そこで経営者向けの行動規範を「ファーストリテイリングコードオブコンダクト」として明文化し、各社員が遵守すべき基本事項と定めました。

⑤Netflix

Netflixの企業文化の特徴は、「プロセスよりも社員の質を重視している」。Netflixはそのときどきで最高の人材を集め、その人材に最高のパフォーマンスを発揮できる職場環境を与え、収益向上と持続的な企業成長を図りました。

社員の自主性を重視し、できるだけ自由に判断や行動ができるよう、細かい制約をなくしているのもポイントです。

⑥シャープ

シャープが企業文化の変革として実施したのは、ボトムアップの文化を根付かせるための構造改革。上層部からの指示がなければ動けないトップダウンの風土を改善し経営層と社員のコミュニケーションを活性化させることで風通しの良い環境を目指しています。

また社内SNSも導入し、部門や地域を超えたコミュニケーションの促進を図っているのです。

⑦サイボウズ

サイボウズが持つ企業文化の特色は、時間と場所に制限を設けず、そのときの都合で自由な働き方を選べる「ウルトラワーク」。

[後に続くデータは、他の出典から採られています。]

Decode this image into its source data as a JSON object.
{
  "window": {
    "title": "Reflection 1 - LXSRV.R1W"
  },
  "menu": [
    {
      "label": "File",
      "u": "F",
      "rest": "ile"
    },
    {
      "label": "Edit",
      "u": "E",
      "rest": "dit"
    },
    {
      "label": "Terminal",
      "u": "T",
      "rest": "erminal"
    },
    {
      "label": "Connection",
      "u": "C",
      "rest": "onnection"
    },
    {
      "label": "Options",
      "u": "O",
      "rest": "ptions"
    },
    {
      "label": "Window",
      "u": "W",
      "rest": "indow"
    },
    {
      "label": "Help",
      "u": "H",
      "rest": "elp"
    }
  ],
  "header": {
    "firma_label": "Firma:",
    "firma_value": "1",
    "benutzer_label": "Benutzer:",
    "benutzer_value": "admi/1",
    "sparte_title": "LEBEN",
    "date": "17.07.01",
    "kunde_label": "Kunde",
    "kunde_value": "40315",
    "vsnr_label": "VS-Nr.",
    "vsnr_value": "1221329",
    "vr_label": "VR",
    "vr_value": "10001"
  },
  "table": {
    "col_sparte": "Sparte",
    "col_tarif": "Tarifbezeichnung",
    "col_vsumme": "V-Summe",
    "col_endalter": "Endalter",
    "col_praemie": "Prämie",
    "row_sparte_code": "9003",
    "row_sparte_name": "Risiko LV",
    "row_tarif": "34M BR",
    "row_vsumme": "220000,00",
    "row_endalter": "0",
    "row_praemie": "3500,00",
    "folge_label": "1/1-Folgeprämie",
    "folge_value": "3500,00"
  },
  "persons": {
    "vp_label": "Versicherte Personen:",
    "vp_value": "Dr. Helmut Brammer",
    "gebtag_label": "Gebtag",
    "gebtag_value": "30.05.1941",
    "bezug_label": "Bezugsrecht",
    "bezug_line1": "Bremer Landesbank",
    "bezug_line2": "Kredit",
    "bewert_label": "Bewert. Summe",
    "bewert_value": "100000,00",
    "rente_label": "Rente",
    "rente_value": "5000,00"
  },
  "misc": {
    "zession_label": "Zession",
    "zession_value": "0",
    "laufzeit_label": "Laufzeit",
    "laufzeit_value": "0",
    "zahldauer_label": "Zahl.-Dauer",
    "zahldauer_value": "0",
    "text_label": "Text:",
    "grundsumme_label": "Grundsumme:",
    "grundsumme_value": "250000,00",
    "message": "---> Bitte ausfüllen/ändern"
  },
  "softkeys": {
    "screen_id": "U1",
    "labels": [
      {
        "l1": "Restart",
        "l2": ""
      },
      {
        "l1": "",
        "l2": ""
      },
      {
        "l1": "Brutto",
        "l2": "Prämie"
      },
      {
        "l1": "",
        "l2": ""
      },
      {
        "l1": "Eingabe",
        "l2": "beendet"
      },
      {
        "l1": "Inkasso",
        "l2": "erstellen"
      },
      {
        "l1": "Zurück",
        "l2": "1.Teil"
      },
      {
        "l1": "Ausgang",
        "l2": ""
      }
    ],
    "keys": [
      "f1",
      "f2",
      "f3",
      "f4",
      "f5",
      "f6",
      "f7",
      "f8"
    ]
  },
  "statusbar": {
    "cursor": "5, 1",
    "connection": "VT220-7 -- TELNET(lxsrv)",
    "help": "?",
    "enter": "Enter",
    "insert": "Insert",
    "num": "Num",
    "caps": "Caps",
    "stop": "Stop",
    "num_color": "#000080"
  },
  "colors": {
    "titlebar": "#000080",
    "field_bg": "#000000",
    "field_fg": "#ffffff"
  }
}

たとえば台風が接近している日は、自由に在宅ワークへ切り替えられます。

通勤や勤務時間の制限をなくして、自由度の高い働き方を実現し、社員のクリエイティビティを向上させることが狙いです。実際に生産性や効率性のアップにもつながっています。

⑧Retty

Rettyは、「コミュニケーションで社員を幸せにする」という企業理念がそのまま企業文化として浸透。そのため他社にないユニークな社内制度が生まれました。

たとえば「ランチタクシー」「Retty Happy Bar」「お茶会」など。これら制度では、すべて社員のコミュニケーションの活性化を目的としています。

⑨リクルート

リクルートでは、「個の尊重」という企業文化を持ちます。社員一人ひとりの意志や考えを尊重し、能力やポテンシャル、さらにモチベーションやエンゲージメントを高めるという考え方がもとになっているのです。

社員はつねに「自分がどうしたいか」を問うようになり、それが習慣として定着しました。たとえば部下が上司へ「どうしたらよいか」と尋ねた場合、上司は「あなたはどうしたいか」と問いかけ、まず部下の意見や考えを聞き出します。

⑩味の素

味の素は、グローバル化やスピード化、IT化に対応できる組織を目指し、企業文化の刷新に着手。ビジョンを一新し、世界の健康寿命延伸と環境付加の半減を掲げました。

このビジョンを達成するために、「ASV(Ajinomoto Group Shared Value)」という取り組みを策定。社員は取り組みをとおして食と健康の課題解決に貢献していこと実感でき、エンゲージメントが向上しやすくなりました。